Antwort auf die Verrücktheiten des US-Präsidenten

Das SOZ-Treffen ist der Beweis, dass eine multilaterale Weltordnung auch ohne Trump existiert, schreibt Correio da Manhã:

„Das Treffen findet in einem Kontext starker Turbulenzen in den internationalen Beziehungen statt und wird als Antwort auf Donald Trump gesehen, den Hauptdestabilisator des Multilateralismus, der mit seinem fehlgeleiteten politischen Vorgehen, China zu isolieren, genau das Gegenteil erreicht. ... Mit den Teilnahmen von Wladimir Putin, Recep Erdoğan, Massud Peseschkian und UN-Generalsekretär António Guterres sendet Peking eine klare Botschaft an Trump, aber auch an Europa: Es gibt einen nicht-westlichen Multilateralismus, der sich als Antwort auf die Verrücktheiten Washingtons verstärkt.“

Mladá fronta dnes (CZ) /

Trump treibt China neue Partner zu

Peking versucht mit Erfolg, Trumps unberechenbare Politik zu seinem Vorteil zu nutzen, analysiert Mladá fronta dnes:

„China schafft es allmählich, das globale Kräfteverhältnis zu verändern und seinen wachsenden wirtschaftlichen und politischen Einfluss in der Welt zu demonstrieren.
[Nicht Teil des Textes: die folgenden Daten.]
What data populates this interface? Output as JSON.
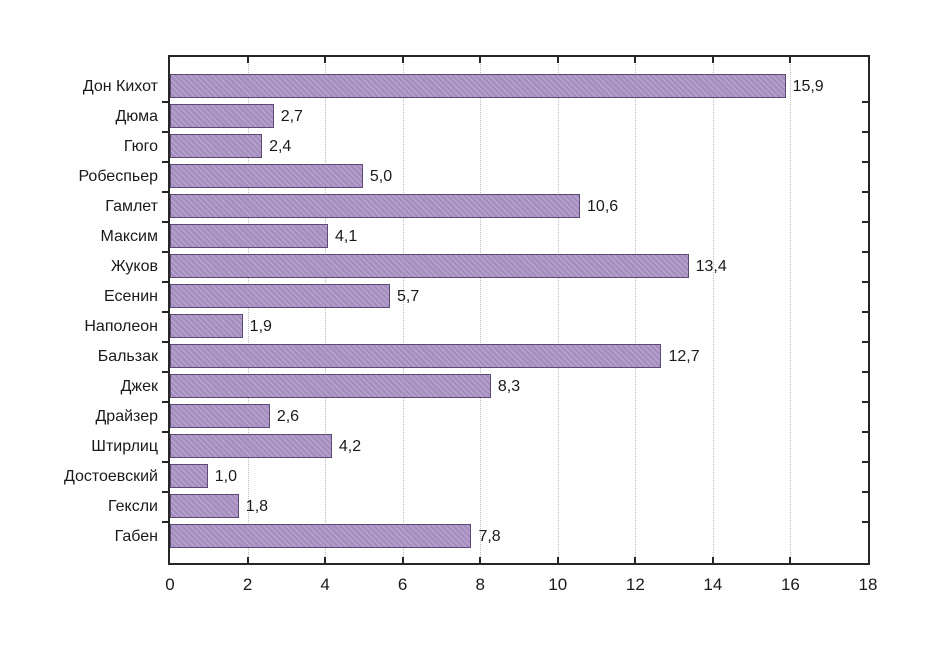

Trump treibt mit seiner Mobbing-Politik andere Länder in die Arme Chinas. Jüngstes Beispiel ist das Schwergewicht Indien, dessen Präsident sicherlich kein großer Bewunderer Chinas war und ist. Analysten sind sich einig, dass das Verprellen Modis, eines wichtigen strategischen Partners, den Amerika über lange Zeit als Kernstück seiner Strategie zur Eindämmung Chinas kultiviert hatte, ein schwerwiegender Fehler Trumps ist.“

La Repubblica (IT) /

Zurück zum Reich der Mitte

Xi denkt mittel- bis langfristig, analysiert La Repubblica:

„Es besteht keine Eile, denn die Zeit ist auf der Seite Pekings, das sich einen Zeithorizont von zehn Jahren setzt, um wieder zum Reich der Mitte zu werden und das lange Jahrhundert des Westens zu beenden. Um zu verstehen, woher die Überzeugung des Erben Maos hinsichtlich der Unaufhaltsamkeit des eurasischen Plans stammt, muss man bei den Zahlen ansetzen: Die zehn Mitgliedsländer der SOZ machen zusammen 80 Prozent der Landmasse, 40 Prozent der Weltbevölkerung und 22,5 Prozent des BIP aus, das zusammen mit dem der Brics-Staaten – dem ebenfalls von China mitgeleiteten Wirtschaftsbund – mehr als die Hälfte des weltweiten Wohlstands umfasst.“

taz, die tageszeitung (DE) /

Kann sich Europa Moral überhaupt noch leisten?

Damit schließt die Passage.